Tentons avec l'auteur de tracer une limite claire : un agent immobilier parvient à vous faire acheter un appartement qui ne vous plaisait pas au premier abord. Il peut avoir recours à des arguments qui sortent du strict cadre de l'habitation, par exemple insister sur le côté chic et élitaire du quartier. Il parviendra à vous faire signer, c'est une manipulation, car il vous fait effectuer un acte qui se retourne contre vos propres volontés. Ajoutons à cela l'existence de précises techniques, agissant de manière subliminale, par exemple imiter, reproduire les gestes de la personne dont il faut s'emparer.
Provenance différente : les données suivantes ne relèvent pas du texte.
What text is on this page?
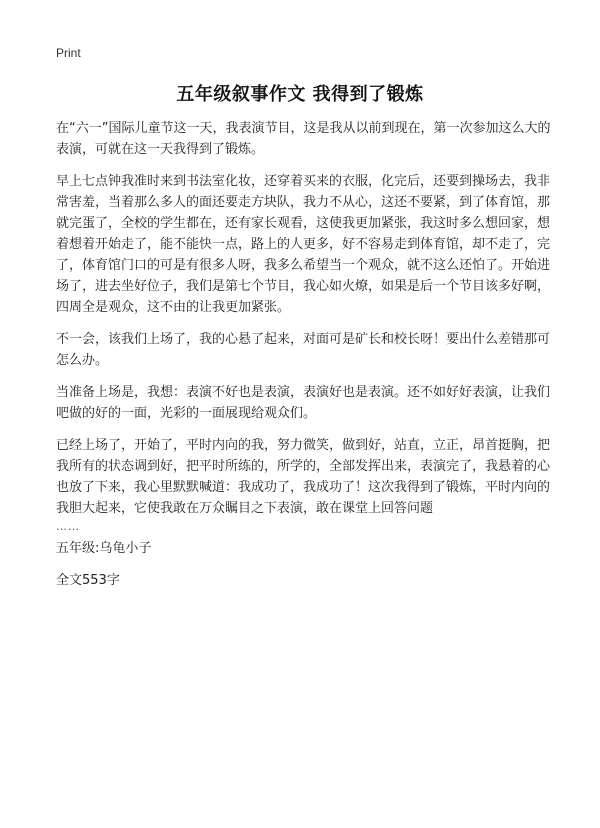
Print
五年级叙事作文 我得到了锻炼

在“六一”国际儿童节这一天，我表演节目，这是我从以前到现在，第一次参加这么大的表演，可就在这一天我得到了锻炼。

早上七点钟我准时来到书法室化妆，还穿着买来的衣服，化完后，还要到操场去，我非常害羞，当着那么多人的面还要走方块队，我力不从心，这还不要紧，到了体育馆，那就完蛋了，全校的学生都在，还有家长观看，这使我更加紧张，我这时多么想回家，想着想着开始走了，能不能快一点，路上的人更多，好不容易走到体育馆，却不走了，完了，体育馆门口的可是有很多人呀，我多么希望当一个观众，就不这么还怕了。开始进场了，进去坐好位子，我们是第七个节目，我心如火燎，如果是后一个节目该多好啊，四周全是观众，这不由的让我更加紧张。

不一会，该我们上场了，我的心悬了起来，对面可是矿长和校长呀！要出什么差错那可怎么办。

当准备上场是，我想：表演不好也是表演，表演好也是表演。还不如好好表演，让我们吧做的好的一面，光彩的一面展现给观众们。

已经上场了，开始了，平时内向的我，努力微笑，做到好，站直，立正，昂首挺胸，把我所有的状态调到好，把平时所练的，所学的，全部发挥出来，表演完了，我悬着的心也放了下来，我心里默默喊道：我成功了，我成功了！这次我得到了锻炼，平时内向的我胆大起来，它使我敢在万众瞩目之下表演，敢在课堂上回答问题

……

五年级:乌龟小子

全文553字
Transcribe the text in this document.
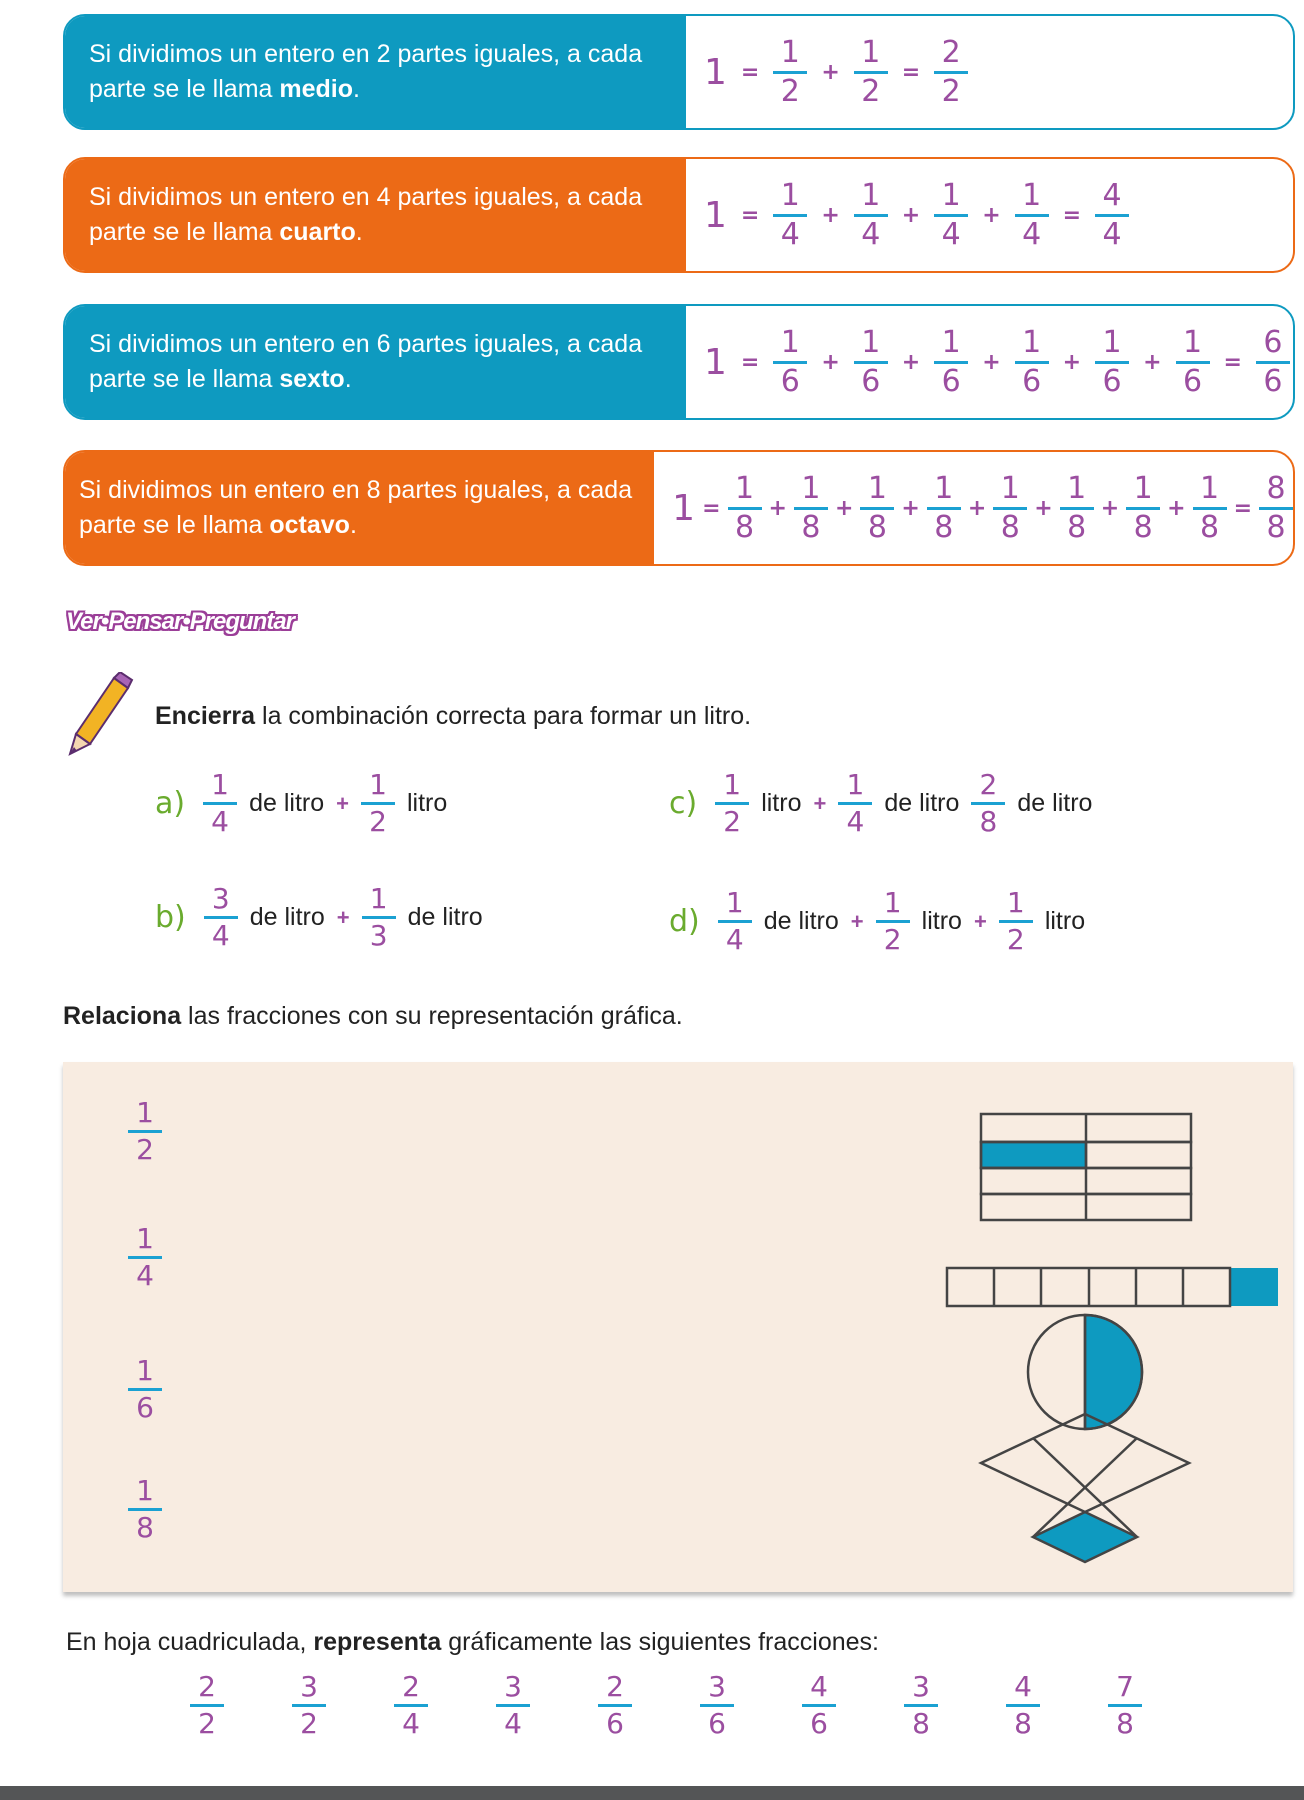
Si dividimos un entero en 2 partes iguales, a cada parte se le llama medio.	$1 = \frac{1}{2} + \frac{1}{2} = \frac{2}{2}$
Si dividimos un entero en 4 partes iguales, a cada parte se le llama cuarto.	$1 = \frac{1}{4} + \frac{1}{4} + \frac{1}{4} + \frac{1}{4} = \frac{4}{4}$
Si dividimos un entero en 6 partes iguales, a cada parte se le llama sexto.	$1 = \frac{1}{6} + \frac{1}{6} + \frac{1}{6} + \frac{1}{6} + \frac{1}{6} + \frac{1}{6} = \frac{6}{6}$
Si dividimos un entero en 8 partes iguales, a cada parte se le llama octavo.	$1 = \frac{1}{8} + \frac{1}{8} + \frac{1}{8} + \frac{1}{8} + \frac{1}{8} + \frac{1}{8} + \frac{1}{8} + \frac{1}{8} = \frac{8}{8}$
Ver•Pensar•Preguntar
Encierra la combinación correcta para formar un litro.
$a) \frac{1}{4}$ de litro + $\frac{1}{2}$ litro	$c) \frac{1}{2}$ litro + $\frac{1}{4}$ de litro $\frac{2}{8}$ de litro
$b) \frac{3}{4}$ de litro + $\frac{1}{3}$ de litro	$d) \frac{1}{4}$ de litro + $\frac{1}{2}$ litro + $\frac{1}{2}$ litro
Relaciona las fracciones con su representación gráfica.
$\frac{1}{2}$
$\frac{1}{4}$
$\frac{1}{6}$
$\frac{1}{8}$
En hoja cuadriculada, representa gráficamente las siguientes fracciones:
$\frac{2}{2} \frac{3}{2} \frac{2}{4} \frac{3}{4} \frac{2}{6} \frac{3}{6} \frac{4}{6} \frac{3}{8} \frac{4}{8} \frac{7}{8}$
Dans son lexique terminal, Philippe Breton distingue la manipulation cognitive, qui est un trucage de l'argumentation, et celle qui utilise les affects de celui qu'on cherche à duper. D'une manière générale, manipuler, dit-il, c'est convaincre sans argumenter. Une définition discutable, car il y a bien argumentation, mais biaisée, utilisant des trucs. Roland Dumas se défend avec l'argument d'autorité : «Que celui qui n'a jamais péché...» Autre astuce, l'image frappante induisant une analogie faussement aveuglante. Dans son rejet de l'immigration, Jean-Marie Le Pen avait coutume de demander à son auditoire : accepteriez-vous une personne de plus à la table familiale ? Mais dix ?
Relève aussi de la manipulation, le simple constat, en apparence banal, la plate définition tautologique qui correspond en fait à un recadrage hitchcockien. En 1977, Robert Badinter précise ce qu'est la peine de mort : «A vous de décider si Patrick Henry doit être coupé vivant, en deux, dans la cour de la prison.»
En définitive, un livre très agréable, donnant quelque nostalgie des joutes rhétoriques des Athéniens, mais qui élimine mal ce vieux fond de magie que traîne toute influence d'un être humain sur un autre.
Philippe Breton, « Convaincre sans manipuler », La Découverte, 150 pages, 11 euros.